Back to Graham’s article; he doesn’t see these six categories as hard lines. There is room for existing between these categories. He goes on to write about the “fault lines” where the primary conflict is arising: between 1s and 3s, and between 2s and 4s. Finally, he walks through how churches themselves are likely to shift in the coming decade. I will leave it to you to read the article here, but please do, because these battle lines are critical to understanding how American Christianity is shifting.

Former pastor Meyer found this article helpful in analyzing why he was encountering so much conflict between elders. He saw himself as a 2.5 on the above scale in a church where the majority of the eldership and laity were 1s. That fundamental difference in philosophy made it impossible for him to be the lead pastor of the church without tearing it apart, and so he left.

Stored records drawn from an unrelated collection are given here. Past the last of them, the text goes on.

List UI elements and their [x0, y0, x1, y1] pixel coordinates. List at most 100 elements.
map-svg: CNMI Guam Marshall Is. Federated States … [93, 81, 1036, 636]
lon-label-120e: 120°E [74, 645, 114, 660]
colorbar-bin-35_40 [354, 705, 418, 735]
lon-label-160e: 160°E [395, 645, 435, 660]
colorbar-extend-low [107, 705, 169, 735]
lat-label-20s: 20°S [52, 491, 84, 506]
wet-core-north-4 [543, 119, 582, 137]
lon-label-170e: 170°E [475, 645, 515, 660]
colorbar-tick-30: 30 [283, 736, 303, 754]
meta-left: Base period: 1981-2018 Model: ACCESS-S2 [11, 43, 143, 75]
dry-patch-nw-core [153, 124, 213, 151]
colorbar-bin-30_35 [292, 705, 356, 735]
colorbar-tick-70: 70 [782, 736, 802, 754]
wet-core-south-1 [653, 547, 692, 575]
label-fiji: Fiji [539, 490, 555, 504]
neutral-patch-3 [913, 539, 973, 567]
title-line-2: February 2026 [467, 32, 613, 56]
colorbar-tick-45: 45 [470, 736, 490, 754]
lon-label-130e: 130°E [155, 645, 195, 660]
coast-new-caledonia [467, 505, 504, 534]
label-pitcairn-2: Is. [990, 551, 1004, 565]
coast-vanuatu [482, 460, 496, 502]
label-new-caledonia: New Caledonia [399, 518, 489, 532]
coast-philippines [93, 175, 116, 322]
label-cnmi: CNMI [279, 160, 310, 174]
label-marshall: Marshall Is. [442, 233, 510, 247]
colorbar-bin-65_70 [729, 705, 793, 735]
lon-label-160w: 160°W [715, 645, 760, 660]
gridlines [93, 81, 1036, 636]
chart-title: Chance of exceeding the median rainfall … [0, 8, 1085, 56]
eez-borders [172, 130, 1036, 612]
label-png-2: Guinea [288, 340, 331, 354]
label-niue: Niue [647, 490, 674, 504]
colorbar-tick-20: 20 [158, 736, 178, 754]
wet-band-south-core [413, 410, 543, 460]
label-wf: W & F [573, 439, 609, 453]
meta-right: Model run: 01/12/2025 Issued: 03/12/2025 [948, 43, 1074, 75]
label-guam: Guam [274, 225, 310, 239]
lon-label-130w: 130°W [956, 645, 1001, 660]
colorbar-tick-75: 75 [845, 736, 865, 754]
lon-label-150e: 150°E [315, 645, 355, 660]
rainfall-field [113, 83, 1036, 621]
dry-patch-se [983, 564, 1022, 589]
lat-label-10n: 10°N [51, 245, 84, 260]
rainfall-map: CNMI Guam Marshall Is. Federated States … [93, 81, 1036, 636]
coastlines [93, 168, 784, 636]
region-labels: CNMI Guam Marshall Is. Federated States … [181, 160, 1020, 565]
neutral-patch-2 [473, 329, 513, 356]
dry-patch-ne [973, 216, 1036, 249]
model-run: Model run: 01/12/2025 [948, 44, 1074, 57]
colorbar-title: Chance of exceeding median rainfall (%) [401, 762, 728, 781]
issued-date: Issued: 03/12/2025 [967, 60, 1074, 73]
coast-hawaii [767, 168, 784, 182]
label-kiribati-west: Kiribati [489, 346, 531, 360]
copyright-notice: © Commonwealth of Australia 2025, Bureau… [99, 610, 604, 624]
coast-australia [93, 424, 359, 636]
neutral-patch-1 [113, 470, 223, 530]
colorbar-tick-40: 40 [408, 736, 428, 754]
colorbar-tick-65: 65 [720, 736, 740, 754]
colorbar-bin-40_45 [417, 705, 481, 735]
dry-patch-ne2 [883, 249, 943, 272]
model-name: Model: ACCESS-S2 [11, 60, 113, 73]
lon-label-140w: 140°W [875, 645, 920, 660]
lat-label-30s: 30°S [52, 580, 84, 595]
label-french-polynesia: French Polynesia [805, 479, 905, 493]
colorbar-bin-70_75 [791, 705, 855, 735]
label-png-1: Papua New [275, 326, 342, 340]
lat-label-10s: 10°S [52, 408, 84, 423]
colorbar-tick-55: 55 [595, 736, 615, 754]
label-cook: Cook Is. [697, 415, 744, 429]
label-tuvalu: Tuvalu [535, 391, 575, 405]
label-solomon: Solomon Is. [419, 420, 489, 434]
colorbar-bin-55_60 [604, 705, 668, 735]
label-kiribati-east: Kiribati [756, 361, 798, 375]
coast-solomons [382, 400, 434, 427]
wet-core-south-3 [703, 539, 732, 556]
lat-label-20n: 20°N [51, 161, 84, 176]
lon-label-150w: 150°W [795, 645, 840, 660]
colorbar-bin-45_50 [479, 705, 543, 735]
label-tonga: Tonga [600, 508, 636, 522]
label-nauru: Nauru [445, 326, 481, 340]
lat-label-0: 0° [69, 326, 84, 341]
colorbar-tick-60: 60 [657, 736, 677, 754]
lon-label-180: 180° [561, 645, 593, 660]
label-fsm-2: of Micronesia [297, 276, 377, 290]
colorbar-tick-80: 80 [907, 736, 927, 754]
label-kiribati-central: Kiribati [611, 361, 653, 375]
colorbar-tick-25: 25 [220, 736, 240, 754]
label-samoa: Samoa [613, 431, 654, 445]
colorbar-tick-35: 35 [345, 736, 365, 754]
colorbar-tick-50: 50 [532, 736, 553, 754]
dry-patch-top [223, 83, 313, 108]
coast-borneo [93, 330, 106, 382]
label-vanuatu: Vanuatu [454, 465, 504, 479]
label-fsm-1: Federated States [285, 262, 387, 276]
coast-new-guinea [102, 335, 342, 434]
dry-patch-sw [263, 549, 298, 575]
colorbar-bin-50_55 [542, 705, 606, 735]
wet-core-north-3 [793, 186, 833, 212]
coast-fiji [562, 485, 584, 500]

The rate at which divergent views have been revealed has created jarring relational dissonance. People in the pews are left questioning the extent to which their unity is based on the Apostles or Nicene creeds or other political, cultural, and socioeconomic matters. They are left questioning where churches, ministries, or organizations land on these things.
The tectonic plates are shifting underfoot. This fracturing will likely be irrevocable not because our Gospel essentials are not unifying enough but because the divergence of ethical priorities, cultural engagement, racial attitudes, political visions/illusions, and their implications for philosophy of ministry mean that unity is fundamentally no longer tenable.

While I hope that this is not the case, I fear it is. Once united churches are splitting over issues of how to faithfully respond to these cultural and political issues. I have written before about theological triage and a three-part split of Christian doctrine in Issue #7 based on Core, Secondary, and Tertiary doctrines.

Are the issues facing American evangelicalism second-tier (non-core issues we should divide over, such as infant vs. believer’s baptism) or third-tier (non-core issues we should not divide over, such as the age of the earth). I suspect that we will tend towards the former.

The sad part is that, as my wife told me, we need each other. However this fracturing occurs, American conservative Christianity will look very different and we will need to find ways to unite where we can be united, and disagree in love and well. We are united in our core commitments about the supremacy of God and his glory, and so there is hope.

Keep Your Mind on Things Above

I will be praying for you this week.

“You are blessed when they insult you and persecute you and falsely say every kind of evil against you because of me. Be glad and rejoice, because your reward is great in heaven. For that is how they persecuted the prophets who were before you.